Последние два года Фрейя проводила там много времени, но сейчас от этого требования ей становится дурно. Мама, до сих пор считающая Хейдена царем, а себя крестьянкой, тоже выглядит напуганной. И начинает суматошно листать сообщения.

– Наверное, хочет узнать, как все прошло.

Хейден Бут не вызывает просто так, милой беседы ради. Доктор наверняка позвонил ему в ту же минуту, как за ними закрылась дверь. А может, у него в смотровой и вовсе установлена скрытая камера, кто знает.

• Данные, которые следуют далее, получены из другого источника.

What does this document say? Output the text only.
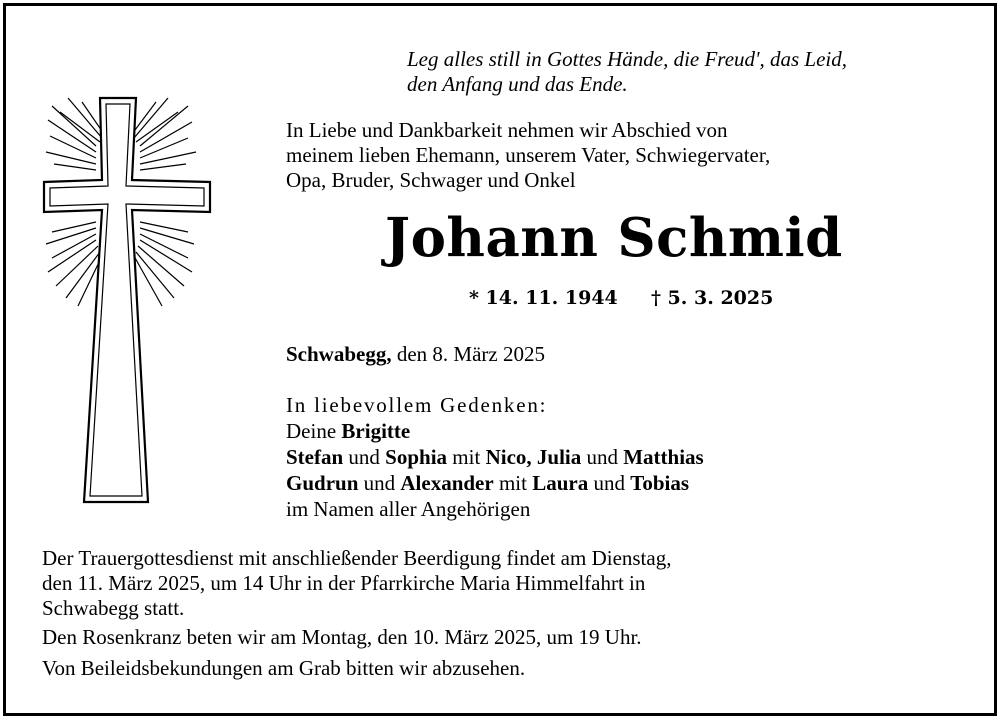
Leg alles still in Gottes Hände, die Freud', das Leid,
den Anfang und das Ende.
In Liebe und Dankbarkeit nehmen wir Abschied von
meinem lieben Ehemann, unserem Vater, Schwiegervater,
Opa, Bruder, Schwager und Onkel
Johann Schmid
* 14. 11. 1944 † 5. 3. 2025
Schwabegg, den 8. März 2025
In liebevollem Gedenken:
Deine Brigitte
Stefan und Sophia mit Nico, Julia und Matthias
Gudrun und Alexander mit Laura und Tobias
im Namen aller Angehörigen
Der Trauergottesdienst mit anschließender Beerdigung findet am Dienstag,
den 11. März 2025, um 14 Uhr in der Pfarrkirche Maria Himmelfahrt in
Schwabegg statt.
Den Rosenkranz beten wir am Montag, den 10. März 2025, um 19 Uhr.
Von Beileidsbekundungen am Grab bitten wir abzusehen.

Слышен ли звук падающего дерева в лесу, если рядом никого нет? Если она не пойдет к Хейдену, он не сможет ее уволить. Раз он не сможет ее уволить, ее карьера не закончится. Раз карьера не закончится, ее по-прежнему будут любить.

Верно?

– Я устала, – махнув рукой, говорит она маме. – Поезжай одна.

– Он просил приехать обеих, – отвечает та, затем смотрит на водителя. – Он просил приехать обеих?

Тот понятия не имеет. Да и с чего бы?

– Я устала от этих дурацких приемов, – заявляет Фрейя, включая режим дивы, как его называет мама. Он здорово сбивает ее с толку, потому что, с одной стороны, «мечтай об этом, будь этим», а с другой – это чертовски раздражает.

Когда мама расстраивается, то поджимает губы и становится похожа на Сабрину или Сабрина на нее. «Очевидно, гены выбирают стороны», – шутила бывшая няня, подразумевая, что Фрейя пошла в отца: темная кожа, высокий лоб, характерные эфиопские глаза, тогда как ее сестра Сабрина была скорее похожа на маму: вьющиеся волосы, но не курчавые, и более светлая кожа, как у пуэрториканцев.

Но затем мама меняет решение, и ее рот расслабляется.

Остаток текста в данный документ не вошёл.